Pour Mallarmé, l’écrivain, après avoir rassemblé dans sa conscience les signes dispersés par lesquels l’absolu s’est manifesté à son âme, doit les fixer dans un livre. Le poète n’est honoré des confidences de l’Inconnu qu’à la condition d’en éterniser les secrets dans un ouvrage : « Tout au monde, écrit Mallarmé, existe pour aboutir à un livre ». Mais ce livre ne doit pas être un délayage habile d’idées rares ou peu nombreuses, le prétexte à exposer dans une profusion de paroles souvent inutiles une pensée ou une sensation qu’une ligne suffirait à exprimer. Le rôle de l’écrivain n’est pas de décrire ou d’expliquer, mais seulement d’évoquer : « Nommer un objet, c’est supprimer les trois quarts de la jouissance d’un poème qui est faite du bonheur de deviner peu à peu ; le suggérer, voilà le rêve [1] ». Le livre est un recueil de pensées et d’émotions comprimées, quelque chose comme un reliquaire dans lequel se trouveraient emmagasinées sous forme concentrée des énergies de suggestion. Le lecteur ouvre le coffret, s’empare des précieuses perles symbolistes, et aussitôt, sous l’effet de leur vertu magique, il entend se déclancher en lui le ressort des pensées et des émotions. Au contact des merveilleux joyaux, il part en rêves, il songe, il réfléchit. Un travail personnel se fait en lui dont la phrase condensée par l’écrivain a été le prétexte. Il ne lit plus l’ouvrage en quelques heures, il s’arrête sur chacune de ses lignes, il les médite longuement ; il les prend pour susciter et diriger son rêve de la même façon que l’amateur des paradis artificiels absorbe une boulette de haschich ou fume une pipe d’opium pour se plonger dans les fantômes de l’ivresse.
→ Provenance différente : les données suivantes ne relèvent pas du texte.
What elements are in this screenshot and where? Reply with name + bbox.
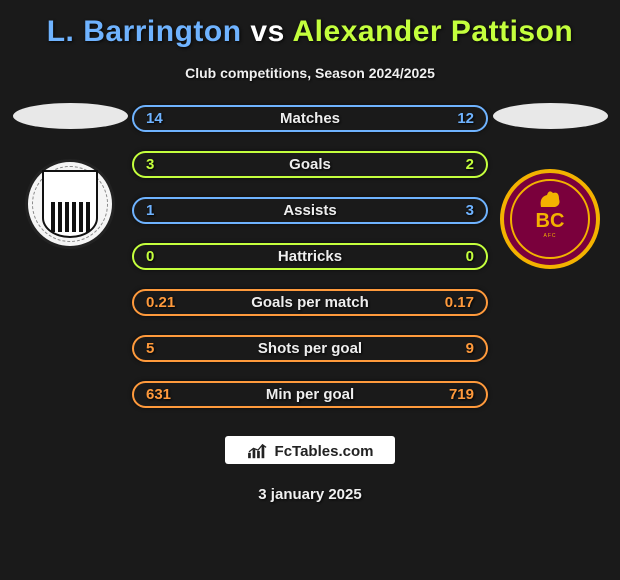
club-a-crest-shield: [42, 170, 98, 238]
stat-value-a: 0.21: [146, 294, 200, 311]
page-title: L. Barrington vs Alexander Pattison: [47, 15, 574, 49]
stat-value-b: 12: [420, 110, 474, 127]
stat-value-b: 0.17: [420, 294, 474, 311]
player-b-name: Alexander Pattison: [293, 15, 574, 48]
stat-label: Goals per match: [200, 294, 420, 311]
stat-value-a: 3: [146, 156, 200, 173]
stat-value-a: 1: [146, 202, 200, 219]
title-vs: vs: [250, 15, 284, 48]
club-a-crest: [25, 159, 115, 249]
club-a-crest-stripes: [51, 202, 90, 232]
stat-label: Matches: [200, 110, 420, 127]
date-label: 3 january 2025: [258, 486, 361, 503]
stat-value-b: 0: [420, 248, 474, 265]
stat-value-b: 3: [420, 202, 474, 219]
club-a-column: [10, 105, 130, 249]
stat-row: 5Shots per goal9: [132, 335, 488, 362]
stat-row: 0.21Goals per match0.17: [132, 289, 488, 316]
stat-value-b: 9: [420, 340, 474, 357]
club-b-sub: AFC: [544, 233, 557, 239]
brand-badge[interactable]: FcTables.com: [225, 436, 396, 464]
stat-row: 0Hattricks0: [132, 243, 488, 270]
stat-label: Assists: [200, 202, 420, 219]
club-b-crest: BC AFC: [500, 169, 600, 269]
stat-value-a: 5: [146, 340, 200, 357]
club-a-shadow-ellipse: [13, 103, 128, 129]
stat-value-a: 0: [146, 248, 200, 265]
stats-area: 14Matches123Goals21Assists30Hattricks00.…: [5, 105, 615, 408]
rooster-icon: [535, 187, 565, 213]
infographic-root: L. Barrington vs Alexander Pattison Club…: [0, 0, 620, 580]
stat-row: 631Min per goal719: [132, 381, 488, 408]
stats-list: 14Matches123Goals21Assists30Hattricks00.…: [130, 105, 490, 408]
stat-label: Shots per goal: [200, 340, 420, 357]
stat-value-b: 2: [420, 156, 474, 173]
club-b-crest-inner: BC AFC: [510, 179, 590, 259]
player-a-name: L. Barrington: [47, 15, 242, 48]
stat-row: 14Matches12: [132, 105, 488, 132]
stat-label: Min per goal: [200, 386, 420, 403]
stat-row: 3Goals2: [132, 151, 488, 178]
club-b-column: BC AFC: [490, 105, 610, 269]
stat-value-a: 631: [146, 386, 200, 403]
club-b-shadow-ellipse: [493, 103, 608, 129]
club-b-abbrev: BC: [536, 211, 565, 231]
stat-row: 1Assists3: [132, 197, 488, 224]
stat-label: Hattricks: [200, 248, 420, 265]
brand-label: FcTables.com: [275, 443, 374, 460]
stat-value-a: 14: [146, 110, 200, 127]
subtitle: Club competitions, Season 2024/2025: [185, 65, 435, 81]
stat-label: Goals: [200, 156, 420, 173]
bars-icon: [247, 442, 269, 460]
stat-value-b: 719: [420, 386, 474, 403]
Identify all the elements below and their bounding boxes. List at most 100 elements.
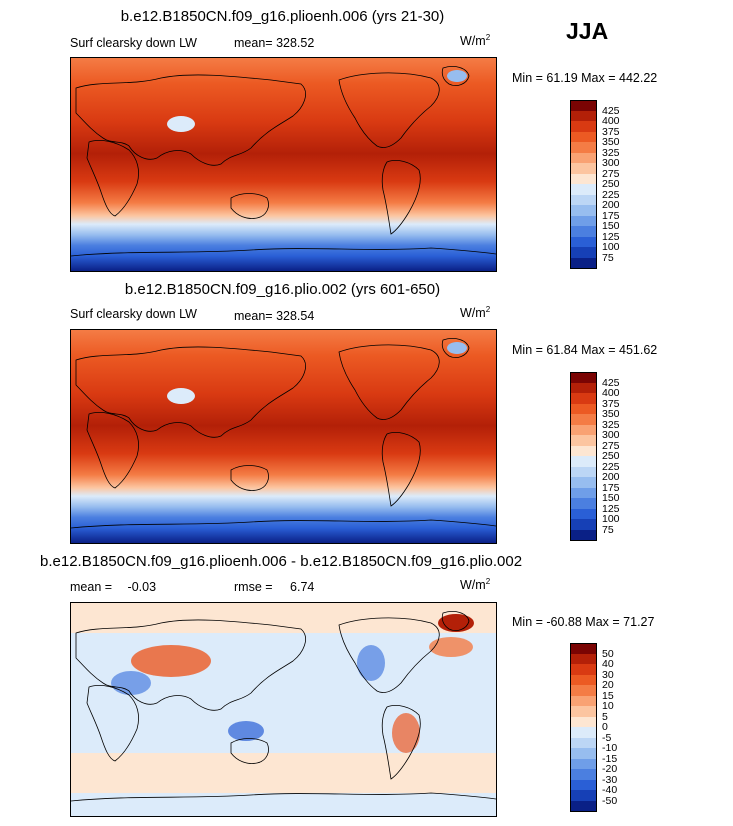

Un pareil livre est toujours écrit en vers, car pour Mallarmé il y a vers dès qu’il y a effort vers la condensation. « Le vers, explique-t-il, est partout dans la langue où il y a rythme… Dans le genre appelé prose, il y a des vers, quelquefois admirables, de tous rythmes. Mais en vérité il n’y a pas de prose ; il y a l’alphabet et puis des vers plus ou moins

  1. Jules Huret, Enquête sur l’évolution littéraire, p. 57.